There are many ups and downs ahead in the energy transition process.
Perpetual is supporting AustralianSuper’s call for a higher offer, but the question is what it might be prepared to settle for.
It is arguing that the outlook for Origin is now significantly better than it was last year when the takeover talks started.
Energy prices have risen, there is a clearer focus on the role of gas in Australia’s energy transition process and the advantages of Origin’s own position as a market leader in both customer numbers and gas peaking generation.
It has a very different portfolio of assets from the more coal-dependent AGL.
Expectations are that Origin’s NSW coal-fired power station Eraring might have a longer life than expected.
There is also an increasing recognition of the value of its 20 per cent stake in UK renewable energy focused energy supplier Octopus Energy.
Its Kraken energy tech platform, which is used by Origin, is winning new contracts.
Britain’s second largest energy retailer, Octopus recently bought the UK and German retail energy businesses of Shell, giving it an extra two million customers.
Origin’s stake in the Australian Pacific LNG project in Queensland is also attractive given the continued strong global demand for LNG.
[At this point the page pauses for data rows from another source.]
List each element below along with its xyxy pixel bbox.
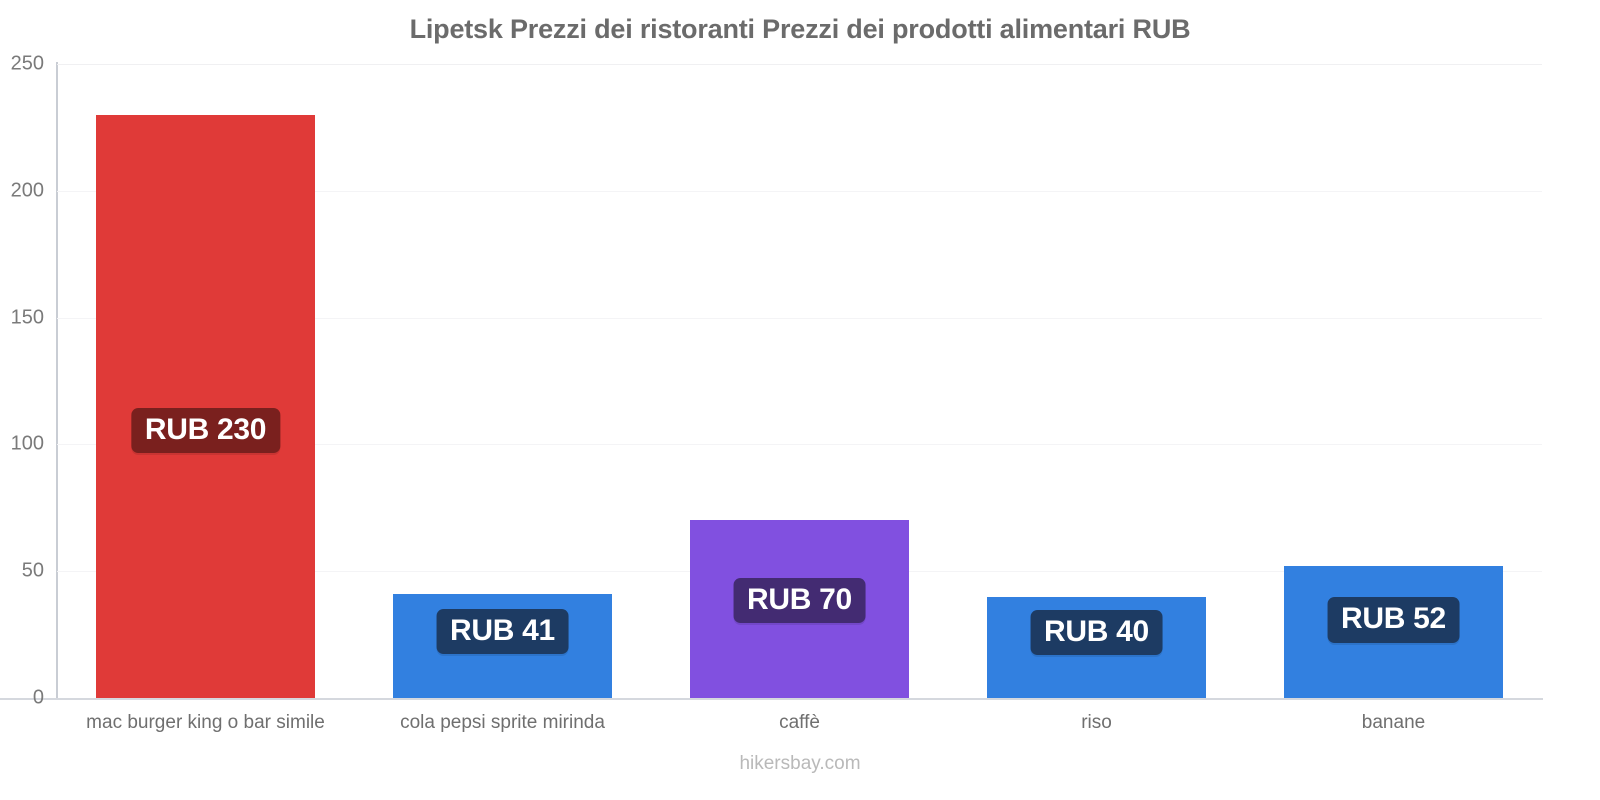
bar[interactable]: RUB 230 — [96, 114, 315, 698]
bar-value-label: RUB 230 — [130, 407, 281, 454]
gridline — [57, 64, 1542, 65]
bar[interactable]: RUB 70 — [690, 520, 909, 698]
bar[interactable]: RUB 40 — [987, 596, 1206, 698]
y-axis-line — [56, 62, 58, 700]
gridline — [57, 444, 1542, 446]
y-axis-tick-label: 250 — [10, 52, 44, 75]
x-axis-tick-label: cola pepsi sprite mirinda — [400, 712, 605, 733]
x-axis-tick-label: riso — [1081, 712, 1112, 733]
gridline — [57, 317, 1542, 319]
bar-value-label: RUB 70 — [733, 577, 866, 624]
x-axis-line — [0, 698, 1543, 700]
y-axis-tick-label: 150 — [10, 306, 44, 329]
x-axis-tick-label: caffè — [779, 712, 820, 733]
y-axis-tick-label: 100 — [10, 432, 44, 455]
y-axis-tick-label: 200 — [10, 179, 44, 202]
y-axis-tick-label: 50 — [21, 559, 44, 582]
bar[interactable]: RUB 52 — [1284, 566, 1503, 698]
x-axis-tick-label: banane — [1361, 712, 1426, 733]
x-axis-tick-labels: mac burger king o bar simile cola pepsi s… — [57, 712, 1542, 742]
plot-area: RUB 230 RUB 41 RUB 70 RUB 40 RUB 52 — [57, 64, 1542, 698]
bar-value-label: RUB 52 — [1327, 597, 1460, 643]
x-axis-tick-label: mac burger king o bar simile — [86, 712, 325, 733]
y-axis-tick-labels: 0 50 100 150 200 250 — [0, 53, 44, 709]
bar-value-label: RUB 40 — [1030, 609, 1163, 656]
y-axis-tick-label: 0 — [32, 686, 44, 709]
source-watermark: hikersbay.com — [739, 753, 861, 774]
gridline — [57, 190, 1542, 192]
bar[interactable]: RUB 41 — [393, 594, 612, 698]
bar-value-label: RUB 41 — [436, 608, 569, 655]
chart-title: Lipetsk Prezzi dei ristoranti Prezzi dei… — [409, 14, 1191, 44]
The high stakes game, which will be decided in the next few weeks, will come down to Brookfield’s assessment of whether AustraliaSuper has the power to block the deal and how much it is prepared to pay for its acceptance.
The bid needs acceptance by 75 per cent of shareholders who vote at the EGM.
With analysts generally estimating that only around 80 per cent of shareholders who can vote at an EGM actually do, it means AustralianSuper’s voting power could be seen as a bit higher than 14 per cent.
Having made its views clear with its statement this week, AustralianSuper is now expected to be having conversations with like- minded investors about joining the no camp.
It could even consider upping its stake a little more to increase its leverage in the deal.
Meanwhile, back in North America, the bidders will be going back to their own investors to see how many more billions they are prepared to put on the table between now and November 23.
There may be a fine calculation in the amount needed to get the 75 per cent shareholder support, knowing that some shareholders will be keener than others to take the money and run.
With no other bidders on the horizon, the question for more passive investors is how low the share price will fall if the bidders walk away – a view the Origin board have clearly taken with their support for the deal.
The future of one of the country’s key energy companies and its assets is at stake – with potentially very different outcomes for all stakeholders.